Marriott International, with its fleet of 4,100 hotels around the world, is feeling both the ups and the downs of those trends.

Chief executive Arne Sorenson said in a recent conference call that the company is bullish about business at its European hotels this summer: About 20 percent of lodgers then typically come from North America.

On the other hand, international arrivals were down 3 percent in New York in the fourth quarter.

Economists warn that companies depending on foreign tourists could face trouble. David Huether, senior vice president of research at the U.S. Travel Association, said that foreigners slowed their spending in the United States last year.

“The travel habits likely changed,” Huether said. “It could be that people shortened their trip,” he added, or that they spent less on souvenirs and meals while they were here.


The dollar is rising because the United States has emerged as an outlier in the global economy. Many other countries around the world, particularly in Europe, are struggling. In response, central banks in Europe and elsewhere are lowering interest rates. That has the effect of reducing the value of currencies.
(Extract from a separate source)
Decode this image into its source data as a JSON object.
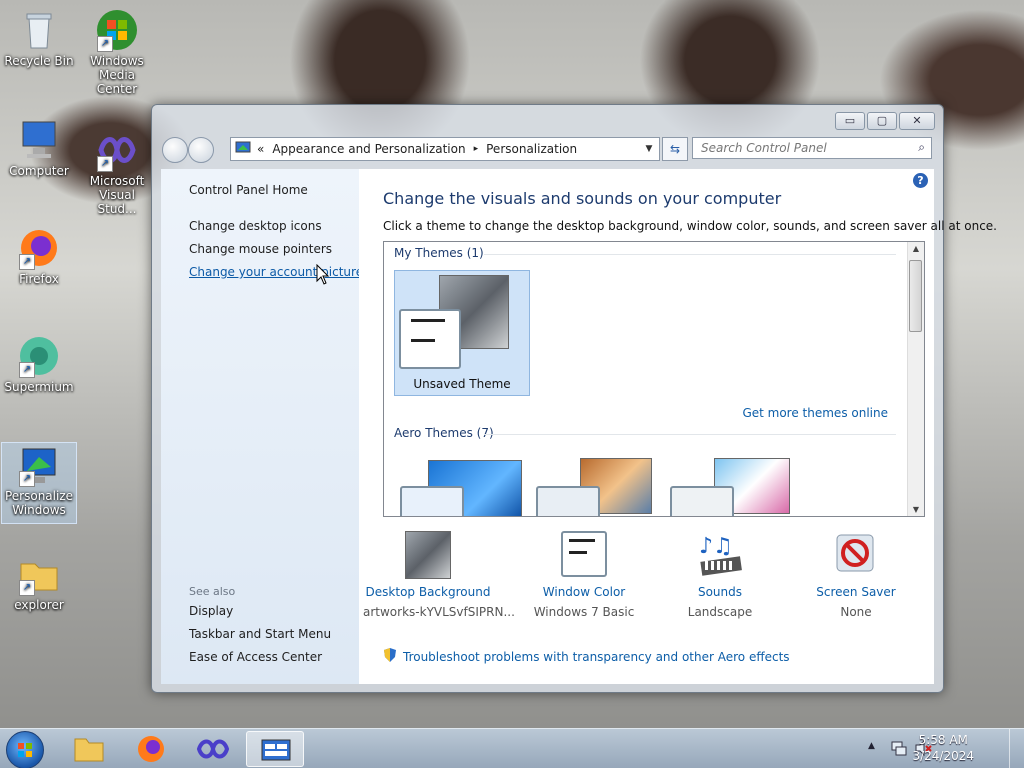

In the United States, by contrast, growth is relatively robust. Federal Reserve officials are preparing to raise interest rates later this year. That strengthens the dollar.

Few forecasters saw the surge coming. The dollar has risen nearly 20 percent against the euro in the last six months. It has hit its highest value against the Japanese yen in eight years.

When the dollar is strong, it is easier for Americans to buy foreign goods and harder for foreigners to buy things from America. That usually adds up to a decline in net exports and lower overall growth for the economy.

As a result, economists have in recent weeks have reduced their forecasts for U.S. economic growth this year by a few tenths of a percentage point.

In official statements, companies tend to welcome the symbolism of a strong dollar while bemoaning its effects on bottom lines.

“On the positive side, a strong U.S. dollar indicates strength in our economy, and obviously, that’s good, given our position in the market here,” Mark Fields, chief executive of Ford Motor Co., told investors during a recent earnings call.

“Alternatively,” he said, “a strong dollar has an effect … on our competitive position, especially against competitors who import here into the U.S.”

Some exporters also hope that while the strong dollar may be a negative for the U.S. economy in the short term, attempts to boost growth through monetary policy in Europe, Japan and elsewhere will ultimately lead to a stronger economy at home and abroad.

By making foreign countries more competitive, the reasoning goes, their economies will improve, their currencies will strengthen and locals will have more ability to buy U.S. goods.

“We want a strong Europe” in terms of growth and buying power, said Chad Moutray, chief economist for the National Association of Manufacturers. “We want a strong China and Japan. . . . In the sense that those actions lead to stronger economies and stronger export markets for us, that’s a positive in the long term.”